Titles are also declined in Slovenian.



涼宮 said:


> For instance:
> 
> 1) I am reading _''The Little Prince_'' (nominative or accusative because of 'read'?)
> 
> 2) I've heard about ''The Red Riding Hood''.



1.) *Berem Malega princa.* (Because the title refers to a person/character, the animate accusative is used here.)

2.) *Slišal sem za Malo rdečo kapico.*


----------



## Duya

Gnoj said:


> They do decline titles in BCSM.



...of course, only if they are declinable: _Čitam "Malog princa"_, but _Čitam "Za kim zvona zvone"_.


----------



## Gnoj

Duya said:


> ...of course, only if they are declinable: _Čitam "Malog princa"_, but _Čitam "Za kim zvona zvone"_.


Yeah, I haven't thought of that.


----------



## Azori

In Slovak it's possible to decline titles:

1) I am reading ''The Little Prince''. = Čítam Malého princa. (accusative case)
One can also say: Čítam knihu Malý princ. Here the title is in the nominative, the word kniha (book) in the accusative.

2) I've heard about ''The Red Riding Hood''. = Počul(a) som o Červenej čiapočke.
Počul(a) som o knihe/filme Červená čiapočka.


----------



## Tassos

For BCMS you can also look at the following thread (half of it is in English and the other half in BCMS)
http://forum.wordreference.com/showthread.php?t=2382836

And a brief translation of what Duya wrote
_Čitam "Malog princa" - I am reading "The Little Prince"_ (here "The Little Prince" is in the accusative thus "Mal*og* Princ*a*", the nominative would be "Mali Princ") 
_Čitam "Za kim zvona zvone" - I am reading "For whom the bell tolls"_ (here the title remains unchanged as it is undeclinable - by the way this is the Serbian version of the title, Wikipedia gives _Kome zvono zvoni_ for Bosnian and Croatian)


----------



## Kartof

Gnoj said:


> Since there aren't grammar cases in Macedonian and Bulgarian, their declination is done analytically - by adding words outside the title so the title itself is not shape-shifted in any way.

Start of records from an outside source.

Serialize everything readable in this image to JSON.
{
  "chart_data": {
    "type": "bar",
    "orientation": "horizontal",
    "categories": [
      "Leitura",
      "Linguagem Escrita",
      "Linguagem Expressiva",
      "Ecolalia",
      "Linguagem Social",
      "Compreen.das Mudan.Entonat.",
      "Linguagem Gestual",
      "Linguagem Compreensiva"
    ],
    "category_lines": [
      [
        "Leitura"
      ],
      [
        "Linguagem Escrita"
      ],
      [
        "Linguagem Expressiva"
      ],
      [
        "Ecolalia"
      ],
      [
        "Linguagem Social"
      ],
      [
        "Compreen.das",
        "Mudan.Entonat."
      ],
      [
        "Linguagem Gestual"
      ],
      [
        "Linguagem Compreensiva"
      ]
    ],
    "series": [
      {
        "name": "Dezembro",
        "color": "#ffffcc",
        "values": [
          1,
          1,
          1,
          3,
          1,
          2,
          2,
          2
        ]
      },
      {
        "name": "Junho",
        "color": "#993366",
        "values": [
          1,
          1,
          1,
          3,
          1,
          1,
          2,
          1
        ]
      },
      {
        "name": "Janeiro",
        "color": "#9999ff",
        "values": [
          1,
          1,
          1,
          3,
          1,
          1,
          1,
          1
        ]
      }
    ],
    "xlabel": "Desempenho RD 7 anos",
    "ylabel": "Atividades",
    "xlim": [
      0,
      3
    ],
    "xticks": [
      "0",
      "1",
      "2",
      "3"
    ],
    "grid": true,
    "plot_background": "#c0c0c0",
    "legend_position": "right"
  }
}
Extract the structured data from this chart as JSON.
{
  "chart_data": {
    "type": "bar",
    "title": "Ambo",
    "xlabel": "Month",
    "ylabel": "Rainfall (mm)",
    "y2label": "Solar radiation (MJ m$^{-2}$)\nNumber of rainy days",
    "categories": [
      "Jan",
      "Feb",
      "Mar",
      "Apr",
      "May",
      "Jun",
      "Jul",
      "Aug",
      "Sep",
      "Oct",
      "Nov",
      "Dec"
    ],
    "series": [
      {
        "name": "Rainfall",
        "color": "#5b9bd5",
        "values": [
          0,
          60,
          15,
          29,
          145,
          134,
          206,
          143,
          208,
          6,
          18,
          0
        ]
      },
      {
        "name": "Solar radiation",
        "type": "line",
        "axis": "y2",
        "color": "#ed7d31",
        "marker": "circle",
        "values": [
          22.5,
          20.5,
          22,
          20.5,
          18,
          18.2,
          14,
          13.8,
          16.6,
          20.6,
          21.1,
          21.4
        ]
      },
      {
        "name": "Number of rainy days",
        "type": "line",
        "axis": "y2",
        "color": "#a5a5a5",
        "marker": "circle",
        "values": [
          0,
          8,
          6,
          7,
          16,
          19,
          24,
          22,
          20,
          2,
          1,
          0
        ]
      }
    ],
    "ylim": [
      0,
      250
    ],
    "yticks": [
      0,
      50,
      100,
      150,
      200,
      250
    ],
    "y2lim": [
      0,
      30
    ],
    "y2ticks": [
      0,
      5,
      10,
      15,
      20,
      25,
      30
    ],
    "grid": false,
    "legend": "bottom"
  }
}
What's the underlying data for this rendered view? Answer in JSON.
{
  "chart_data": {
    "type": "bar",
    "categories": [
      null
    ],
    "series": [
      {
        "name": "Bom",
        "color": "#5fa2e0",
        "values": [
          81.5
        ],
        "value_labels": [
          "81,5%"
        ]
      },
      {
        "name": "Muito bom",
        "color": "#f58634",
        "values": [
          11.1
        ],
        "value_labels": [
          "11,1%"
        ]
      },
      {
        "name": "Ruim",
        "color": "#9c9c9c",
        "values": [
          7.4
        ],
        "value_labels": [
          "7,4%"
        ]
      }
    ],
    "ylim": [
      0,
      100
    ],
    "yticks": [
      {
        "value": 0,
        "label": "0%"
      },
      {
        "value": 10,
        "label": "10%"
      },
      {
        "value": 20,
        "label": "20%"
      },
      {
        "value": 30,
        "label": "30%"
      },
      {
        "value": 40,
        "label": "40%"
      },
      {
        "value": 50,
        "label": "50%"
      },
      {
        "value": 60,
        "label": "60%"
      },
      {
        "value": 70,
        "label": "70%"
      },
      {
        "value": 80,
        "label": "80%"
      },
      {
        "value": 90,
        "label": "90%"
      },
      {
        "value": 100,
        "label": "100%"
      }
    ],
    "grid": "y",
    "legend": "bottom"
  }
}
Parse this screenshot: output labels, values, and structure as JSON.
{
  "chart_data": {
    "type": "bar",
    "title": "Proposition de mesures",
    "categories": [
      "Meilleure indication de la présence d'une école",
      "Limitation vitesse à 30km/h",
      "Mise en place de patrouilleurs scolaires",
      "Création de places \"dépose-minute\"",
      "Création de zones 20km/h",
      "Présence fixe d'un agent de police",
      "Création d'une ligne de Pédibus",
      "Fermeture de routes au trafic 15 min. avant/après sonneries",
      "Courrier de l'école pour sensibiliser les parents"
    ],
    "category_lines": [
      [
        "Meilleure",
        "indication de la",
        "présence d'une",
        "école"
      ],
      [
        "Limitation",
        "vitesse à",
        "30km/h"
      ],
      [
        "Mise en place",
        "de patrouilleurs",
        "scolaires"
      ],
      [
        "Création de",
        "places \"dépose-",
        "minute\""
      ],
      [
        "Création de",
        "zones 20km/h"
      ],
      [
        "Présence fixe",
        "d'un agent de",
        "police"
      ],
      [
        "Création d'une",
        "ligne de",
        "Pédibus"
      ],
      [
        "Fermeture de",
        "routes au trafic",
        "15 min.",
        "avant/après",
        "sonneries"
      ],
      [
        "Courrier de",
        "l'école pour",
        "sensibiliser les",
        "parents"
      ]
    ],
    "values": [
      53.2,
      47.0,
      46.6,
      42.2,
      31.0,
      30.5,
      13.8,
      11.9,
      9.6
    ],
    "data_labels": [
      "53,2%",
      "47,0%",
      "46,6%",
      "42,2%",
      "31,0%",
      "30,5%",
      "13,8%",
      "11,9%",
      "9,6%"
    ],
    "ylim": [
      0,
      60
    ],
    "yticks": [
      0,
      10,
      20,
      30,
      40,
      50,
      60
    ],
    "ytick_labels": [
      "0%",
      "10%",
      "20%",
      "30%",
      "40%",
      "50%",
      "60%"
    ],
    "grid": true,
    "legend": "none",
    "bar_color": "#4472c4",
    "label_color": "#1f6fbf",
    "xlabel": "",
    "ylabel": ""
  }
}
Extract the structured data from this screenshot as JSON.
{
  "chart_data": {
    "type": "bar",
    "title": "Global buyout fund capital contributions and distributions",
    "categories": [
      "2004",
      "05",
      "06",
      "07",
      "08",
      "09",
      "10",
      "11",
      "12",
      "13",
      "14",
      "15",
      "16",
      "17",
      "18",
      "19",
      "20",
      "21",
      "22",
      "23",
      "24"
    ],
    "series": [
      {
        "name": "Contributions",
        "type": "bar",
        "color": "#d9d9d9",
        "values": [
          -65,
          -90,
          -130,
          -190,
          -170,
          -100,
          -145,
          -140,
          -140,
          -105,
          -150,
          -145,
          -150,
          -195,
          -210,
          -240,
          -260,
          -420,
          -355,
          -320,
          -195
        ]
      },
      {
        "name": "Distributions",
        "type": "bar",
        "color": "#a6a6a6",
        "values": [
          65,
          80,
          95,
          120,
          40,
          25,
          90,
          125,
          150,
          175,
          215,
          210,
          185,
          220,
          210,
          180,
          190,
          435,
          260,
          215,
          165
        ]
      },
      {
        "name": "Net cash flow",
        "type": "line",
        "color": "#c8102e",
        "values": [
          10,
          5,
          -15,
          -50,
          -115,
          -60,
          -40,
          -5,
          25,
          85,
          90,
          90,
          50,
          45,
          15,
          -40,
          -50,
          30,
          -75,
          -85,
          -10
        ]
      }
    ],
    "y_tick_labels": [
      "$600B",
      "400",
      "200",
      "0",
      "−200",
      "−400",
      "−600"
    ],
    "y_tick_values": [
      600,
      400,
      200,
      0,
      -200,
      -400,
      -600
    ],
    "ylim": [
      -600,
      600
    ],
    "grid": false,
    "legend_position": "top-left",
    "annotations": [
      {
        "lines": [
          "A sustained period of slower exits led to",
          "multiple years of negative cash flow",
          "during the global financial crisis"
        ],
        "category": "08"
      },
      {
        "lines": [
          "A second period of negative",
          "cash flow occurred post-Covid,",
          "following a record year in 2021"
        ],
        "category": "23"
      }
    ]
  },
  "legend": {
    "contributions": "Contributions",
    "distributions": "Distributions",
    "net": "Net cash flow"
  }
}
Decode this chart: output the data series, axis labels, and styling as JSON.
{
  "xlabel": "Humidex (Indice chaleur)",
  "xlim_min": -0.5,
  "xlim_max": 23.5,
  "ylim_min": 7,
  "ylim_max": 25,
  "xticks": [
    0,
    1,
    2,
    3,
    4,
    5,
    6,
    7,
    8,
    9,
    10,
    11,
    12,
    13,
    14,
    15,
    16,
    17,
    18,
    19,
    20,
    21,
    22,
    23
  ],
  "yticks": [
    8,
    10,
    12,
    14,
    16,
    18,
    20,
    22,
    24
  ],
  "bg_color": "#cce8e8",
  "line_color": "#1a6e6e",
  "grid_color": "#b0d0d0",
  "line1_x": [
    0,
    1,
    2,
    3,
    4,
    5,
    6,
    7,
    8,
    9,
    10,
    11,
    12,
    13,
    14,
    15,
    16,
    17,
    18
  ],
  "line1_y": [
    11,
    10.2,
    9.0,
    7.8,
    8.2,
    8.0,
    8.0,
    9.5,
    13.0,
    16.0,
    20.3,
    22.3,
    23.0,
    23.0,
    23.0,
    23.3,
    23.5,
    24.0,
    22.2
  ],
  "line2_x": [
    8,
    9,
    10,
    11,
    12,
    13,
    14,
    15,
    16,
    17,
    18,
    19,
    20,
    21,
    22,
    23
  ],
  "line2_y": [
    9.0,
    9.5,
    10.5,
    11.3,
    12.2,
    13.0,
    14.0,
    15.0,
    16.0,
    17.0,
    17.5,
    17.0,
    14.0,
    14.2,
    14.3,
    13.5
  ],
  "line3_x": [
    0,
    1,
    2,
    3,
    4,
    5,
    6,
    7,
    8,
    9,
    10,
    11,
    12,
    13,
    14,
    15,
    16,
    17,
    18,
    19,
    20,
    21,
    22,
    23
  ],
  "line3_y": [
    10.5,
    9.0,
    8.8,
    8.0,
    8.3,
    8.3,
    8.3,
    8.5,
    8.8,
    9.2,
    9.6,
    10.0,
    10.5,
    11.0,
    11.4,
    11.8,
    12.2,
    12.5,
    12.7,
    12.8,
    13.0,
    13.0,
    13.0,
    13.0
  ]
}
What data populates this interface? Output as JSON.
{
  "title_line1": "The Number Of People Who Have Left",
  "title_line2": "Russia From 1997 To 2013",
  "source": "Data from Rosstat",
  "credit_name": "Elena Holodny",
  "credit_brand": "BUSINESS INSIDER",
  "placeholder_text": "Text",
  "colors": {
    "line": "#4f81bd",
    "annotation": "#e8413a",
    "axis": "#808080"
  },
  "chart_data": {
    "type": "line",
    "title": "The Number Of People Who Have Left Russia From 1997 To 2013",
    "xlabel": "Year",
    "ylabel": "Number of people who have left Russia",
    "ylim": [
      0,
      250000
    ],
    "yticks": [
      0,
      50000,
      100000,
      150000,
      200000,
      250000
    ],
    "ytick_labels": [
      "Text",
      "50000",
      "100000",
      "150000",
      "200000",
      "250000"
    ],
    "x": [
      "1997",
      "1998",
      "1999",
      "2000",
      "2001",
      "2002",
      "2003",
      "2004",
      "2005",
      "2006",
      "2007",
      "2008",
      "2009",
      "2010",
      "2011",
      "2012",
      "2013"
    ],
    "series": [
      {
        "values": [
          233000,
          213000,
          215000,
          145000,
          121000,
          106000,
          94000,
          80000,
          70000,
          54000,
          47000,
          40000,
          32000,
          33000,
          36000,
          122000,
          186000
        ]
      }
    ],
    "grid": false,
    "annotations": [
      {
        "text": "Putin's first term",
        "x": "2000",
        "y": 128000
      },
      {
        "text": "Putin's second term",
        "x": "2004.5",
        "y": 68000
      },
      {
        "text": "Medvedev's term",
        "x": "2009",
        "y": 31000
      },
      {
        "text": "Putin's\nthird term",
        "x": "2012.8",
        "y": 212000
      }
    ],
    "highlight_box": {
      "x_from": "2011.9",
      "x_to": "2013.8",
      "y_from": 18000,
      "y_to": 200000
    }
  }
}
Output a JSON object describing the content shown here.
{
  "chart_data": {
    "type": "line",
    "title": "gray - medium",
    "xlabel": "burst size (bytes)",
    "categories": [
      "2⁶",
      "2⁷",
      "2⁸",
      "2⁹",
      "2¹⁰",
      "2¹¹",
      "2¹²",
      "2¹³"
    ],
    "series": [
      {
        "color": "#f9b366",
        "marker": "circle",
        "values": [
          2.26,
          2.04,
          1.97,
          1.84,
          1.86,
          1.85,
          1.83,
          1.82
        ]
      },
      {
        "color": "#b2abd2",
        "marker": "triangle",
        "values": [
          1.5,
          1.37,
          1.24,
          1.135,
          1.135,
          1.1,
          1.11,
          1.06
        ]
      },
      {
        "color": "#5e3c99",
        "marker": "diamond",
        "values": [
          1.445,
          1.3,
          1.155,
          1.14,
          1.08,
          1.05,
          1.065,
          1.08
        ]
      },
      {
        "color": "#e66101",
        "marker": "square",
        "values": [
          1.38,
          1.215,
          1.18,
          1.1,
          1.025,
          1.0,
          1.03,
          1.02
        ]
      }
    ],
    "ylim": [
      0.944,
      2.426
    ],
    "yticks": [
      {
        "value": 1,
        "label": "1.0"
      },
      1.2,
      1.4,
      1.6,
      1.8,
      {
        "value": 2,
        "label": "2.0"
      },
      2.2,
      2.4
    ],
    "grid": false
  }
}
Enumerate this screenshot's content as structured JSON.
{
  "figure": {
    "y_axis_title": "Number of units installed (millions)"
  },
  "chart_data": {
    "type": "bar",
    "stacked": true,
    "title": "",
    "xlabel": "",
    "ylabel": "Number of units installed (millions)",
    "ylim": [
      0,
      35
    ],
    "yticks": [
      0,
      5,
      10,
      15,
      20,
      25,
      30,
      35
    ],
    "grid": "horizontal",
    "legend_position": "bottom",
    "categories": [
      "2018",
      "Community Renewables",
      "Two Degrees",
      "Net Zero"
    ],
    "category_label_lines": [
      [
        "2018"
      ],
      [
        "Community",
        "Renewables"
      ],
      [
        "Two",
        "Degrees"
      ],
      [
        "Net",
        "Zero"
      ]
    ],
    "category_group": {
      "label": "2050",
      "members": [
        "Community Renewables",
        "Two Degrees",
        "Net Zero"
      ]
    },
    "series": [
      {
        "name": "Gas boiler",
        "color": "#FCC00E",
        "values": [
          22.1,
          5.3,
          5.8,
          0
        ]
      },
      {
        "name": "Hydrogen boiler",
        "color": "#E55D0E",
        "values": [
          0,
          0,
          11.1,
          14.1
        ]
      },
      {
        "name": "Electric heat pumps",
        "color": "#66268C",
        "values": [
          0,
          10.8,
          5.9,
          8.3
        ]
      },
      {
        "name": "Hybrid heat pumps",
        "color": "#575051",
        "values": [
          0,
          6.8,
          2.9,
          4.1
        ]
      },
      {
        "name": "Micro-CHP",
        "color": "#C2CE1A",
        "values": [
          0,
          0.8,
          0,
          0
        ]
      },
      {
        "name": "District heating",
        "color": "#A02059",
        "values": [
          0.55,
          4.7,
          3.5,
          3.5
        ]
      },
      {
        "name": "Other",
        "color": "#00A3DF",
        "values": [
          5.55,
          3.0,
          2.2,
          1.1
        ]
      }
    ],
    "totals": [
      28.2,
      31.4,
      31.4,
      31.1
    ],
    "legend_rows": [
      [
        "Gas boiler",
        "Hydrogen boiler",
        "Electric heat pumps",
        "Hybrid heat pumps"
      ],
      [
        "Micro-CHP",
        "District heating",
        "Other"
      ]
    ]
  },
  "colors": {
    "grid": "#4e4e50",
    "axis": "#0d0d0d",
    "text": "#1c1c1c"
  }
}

Extra words aren't necessary in Bulgarian or Macedonian since it's understood that the book is the object of the sentence based on the verb's conjugation.
In Bulgarian it would be 1)"Четя 'Малкият Принц'" and 2)"Чул съм за 'Червената Шапчица'".


----------



## Gnoj

Kartof said:


> Extra words aren't necessary in Bulgarian or Macedonian since it's understood that the book is the object of the sentence based on the verb's conjugation.
> In Bulgarian it would be 1)"Четя 'Малкият Принц'" and 2)"Чул съм за 'Червената Шапчица'".


I didn't mean it that way, but you're right, it did look like it. Extra words are NOT necessary indeed, what I meant was that words that are normally used before names (such as "на", "за", "од/от" etc), nouns and titles define the context, so declining them is unnecessary.


----------



## Kartof

Of course, I just wanted to clarify for the OP's sake.


----------